Google DeepMind researchers have introduced CaMeL, a new defense mechanism designed to protect large language models (LLMs) against prompt injection attacks originating from untrusted inputs. The CaMeL framework acts as a defense layer around LLMs, intercepting and neutralizing potentially malicious queries before they can exploit the model. In benchmark tests using AgentDojo, a security suite for autonomous agents, CaMeL was able to block 67% of prompt injection attacks, demonstrating considerable effectiveness over current solutions.
Prompt injection attacks allow adversaries to manipulate LLMs by crafting context or instructions that cause models to exfiltrate sensitive information or execute unintended actions, such as sending unauthorized emails or leaking private data. Conventional defenses rely on more Artificial Intelligence to monitor or detect malicious prompts, but attackers have repeatedly found ways to circumvent these measures, as seen in successful phishing attacks bypassing even the latest LLM security features.

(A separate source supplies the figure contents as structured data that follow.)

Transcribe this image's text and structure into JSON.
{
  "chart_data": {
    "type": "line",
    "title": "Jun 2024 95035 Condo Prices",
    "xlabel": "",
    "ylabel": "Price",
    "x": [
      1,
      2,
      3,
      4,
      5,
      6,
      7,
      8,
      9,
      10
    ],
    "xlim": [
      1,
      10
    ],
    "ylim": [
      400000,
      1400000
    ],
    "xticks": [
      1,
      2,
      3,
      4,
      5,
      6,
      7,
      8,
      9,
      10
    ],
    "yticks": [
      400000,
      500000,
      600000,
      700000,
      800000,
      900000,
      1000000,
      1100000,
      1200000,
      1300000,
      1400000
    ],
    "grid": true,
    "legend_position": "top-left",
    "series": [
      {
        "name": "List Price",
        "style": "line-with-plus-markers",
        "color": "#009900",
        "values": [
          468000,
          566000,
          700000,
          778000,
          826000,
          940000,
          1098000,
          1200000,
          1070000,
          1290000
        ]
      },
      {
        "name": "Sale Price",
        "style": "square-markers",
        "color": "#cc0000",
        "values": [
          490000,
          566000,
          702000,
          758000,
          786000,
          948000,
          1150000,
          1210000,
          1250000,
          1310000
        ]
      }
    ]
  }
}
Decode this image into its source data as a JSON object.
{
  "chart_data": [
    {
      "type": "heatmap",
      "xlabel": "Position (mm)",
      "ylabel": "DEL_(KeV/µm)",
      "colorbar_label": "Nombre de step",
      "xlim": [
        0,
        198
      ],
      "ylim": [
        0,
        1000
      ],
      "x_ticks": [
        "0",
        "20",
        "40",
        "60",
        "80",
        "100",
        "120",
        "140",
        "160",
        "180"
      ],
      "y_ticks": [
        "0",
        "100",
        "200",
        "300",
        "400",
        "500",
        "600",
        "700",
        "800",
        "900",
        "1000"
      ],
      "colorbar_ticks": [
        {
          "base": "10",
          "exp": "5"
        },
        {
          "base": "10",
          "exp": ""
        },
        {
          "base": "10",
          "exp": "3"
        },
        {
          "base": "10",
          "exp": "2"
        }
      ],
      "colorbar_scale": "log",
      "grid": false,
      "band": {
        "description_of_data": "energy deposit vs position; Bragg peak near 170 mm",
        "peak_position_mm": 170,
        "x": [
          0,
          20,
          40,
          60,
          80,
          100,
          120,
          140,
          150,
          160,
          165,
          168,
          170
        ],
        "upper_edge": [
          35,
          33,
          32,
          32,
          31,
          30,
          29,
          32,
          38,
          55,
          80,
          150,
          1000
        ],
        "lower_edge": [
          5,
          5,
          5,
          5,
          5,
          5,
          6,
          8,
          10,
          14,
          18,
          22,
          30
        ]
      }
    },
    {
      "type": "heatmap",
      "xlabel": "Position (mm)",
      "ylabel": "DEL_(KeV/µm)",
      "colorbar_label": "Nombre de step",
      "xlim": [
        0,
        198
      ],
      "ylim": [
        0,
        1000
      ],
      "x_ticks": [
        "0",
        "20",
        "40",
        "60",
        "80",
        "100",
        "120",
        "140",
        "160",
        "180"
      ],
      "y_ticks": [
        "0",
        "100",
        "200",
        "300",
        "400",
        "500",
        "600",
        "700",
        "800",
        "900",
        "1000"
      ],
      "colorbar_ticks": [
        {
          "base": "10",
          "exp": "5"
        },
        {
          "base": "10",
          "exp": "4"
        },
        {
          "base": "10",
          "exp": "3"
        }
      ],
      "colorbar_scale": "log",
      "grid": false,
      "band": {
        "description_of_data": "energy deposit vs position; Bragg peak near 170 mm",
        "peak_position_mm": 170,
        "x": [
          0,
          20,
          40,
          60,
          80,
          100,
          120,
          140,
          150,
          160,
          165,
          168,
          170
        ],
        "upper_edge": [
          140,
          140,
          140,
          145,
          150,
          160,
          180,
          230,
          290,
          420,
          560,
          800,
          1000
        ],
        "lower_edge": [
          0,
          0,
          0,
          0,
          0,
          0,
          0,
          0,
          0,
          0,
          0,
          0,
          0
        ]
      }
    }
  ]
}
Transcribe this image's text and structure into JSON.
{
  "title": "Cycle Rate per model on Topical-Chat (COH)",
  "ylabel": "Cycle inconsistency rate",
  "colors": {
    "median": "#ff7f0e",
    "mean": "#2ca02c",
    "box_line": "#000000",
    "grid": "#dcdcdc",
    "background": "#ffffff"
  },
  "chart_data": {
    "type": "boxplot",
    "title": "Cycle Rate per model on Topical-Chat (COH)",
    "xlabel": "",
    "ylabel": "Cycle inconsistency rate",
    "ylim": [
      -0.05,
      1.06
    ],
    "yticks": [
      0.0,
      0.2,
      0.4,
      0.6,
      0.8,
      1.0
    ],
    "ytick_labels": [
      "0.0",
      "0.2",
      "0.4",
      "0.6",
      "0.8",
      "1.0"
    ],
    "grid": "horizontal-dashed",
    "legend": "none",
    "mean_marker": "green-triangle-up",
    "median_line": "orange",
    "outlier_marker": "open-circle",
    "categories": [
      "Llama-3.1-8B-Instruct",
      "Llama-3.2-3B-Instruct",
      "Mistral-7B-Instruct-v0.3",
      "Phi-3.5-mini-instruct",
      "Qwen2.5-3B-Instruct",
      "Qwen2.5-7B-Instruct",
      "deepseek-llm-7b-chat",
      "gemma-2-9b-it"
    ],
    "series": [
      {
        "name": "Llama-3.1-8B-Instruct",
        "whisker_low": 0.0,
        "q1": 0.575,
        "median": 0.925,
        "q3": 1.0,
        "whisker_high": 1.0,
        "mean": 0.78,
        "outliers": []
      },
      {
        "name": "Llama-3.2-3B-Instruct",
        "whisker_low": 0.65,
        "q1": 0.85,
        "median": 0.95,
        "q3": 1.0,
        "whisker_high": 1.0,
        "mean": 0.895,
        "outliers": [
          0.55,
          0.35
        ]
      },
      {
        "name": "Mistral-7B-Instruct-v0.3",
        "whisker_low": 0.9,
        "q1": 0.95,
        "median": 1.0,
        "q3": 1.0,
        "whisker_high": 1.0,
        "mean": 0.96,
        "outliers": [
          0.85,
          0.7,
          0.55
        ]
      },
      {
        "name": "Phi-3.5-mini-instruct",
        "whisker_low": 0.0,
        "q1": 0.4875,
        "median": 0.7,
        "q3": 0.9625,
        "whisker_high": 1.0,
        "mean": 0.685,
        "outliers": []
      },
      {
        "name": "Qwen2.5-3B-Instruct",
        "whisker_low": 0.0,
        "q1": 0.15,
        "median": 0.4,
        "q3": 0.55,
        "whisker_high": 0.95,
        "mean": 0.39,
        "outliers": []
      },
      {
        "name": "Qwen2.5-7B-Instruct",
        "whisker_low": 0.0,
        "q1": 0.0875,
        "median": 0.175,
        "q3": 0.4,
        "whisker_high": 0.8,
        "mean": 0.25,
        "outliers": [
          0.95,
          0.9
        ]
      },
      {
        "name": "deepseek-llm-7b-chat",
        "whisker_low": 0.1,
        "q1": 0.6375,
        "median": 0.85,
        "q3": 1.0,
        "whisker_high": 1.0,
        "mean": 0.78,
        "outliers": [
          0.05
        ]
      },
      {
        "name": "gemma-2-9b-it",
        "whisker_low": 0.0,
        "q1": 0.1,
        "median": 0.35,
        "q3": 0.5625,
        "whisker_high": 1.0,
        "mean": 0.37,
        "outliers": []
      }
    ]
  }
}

Distinctively, CaMeL applies established software security principles—such as control flow integrity, access control, and information flow control—to LLM interactions. It uses a custom Python interpreter to track the origin and permissible actions associated with all data and instructions encountered by a privileged LLM, without requiring modification of the LLM itself. By leveraging the Dual LLM pattern, where one LLM handles untrusted inputs in quarantine and another privileged LLM enforces workflows and access rights, CaMeL builds a data flow graph and attaches security metadata to all variables and program data. This metadata defines what actions are authorized, ensuring that output from untrusted sources cannot be misused even if manipulated upstream.
While the approach reduces the need for Artificial Intelligence-driven security layers, making detection less probabilistic and more deterministic, it is not a silver bullet. The researchers point out limitations such as the need for users to define security policies themselves and the risk of user fatigue from manual approval of sensitive tasks. Nevertheless, CaMeL´s results highlight the merit of augmenting LLM security with well-understood software security methodologies, providing a promising avenue for reducing systemic risk in production LLM deployments.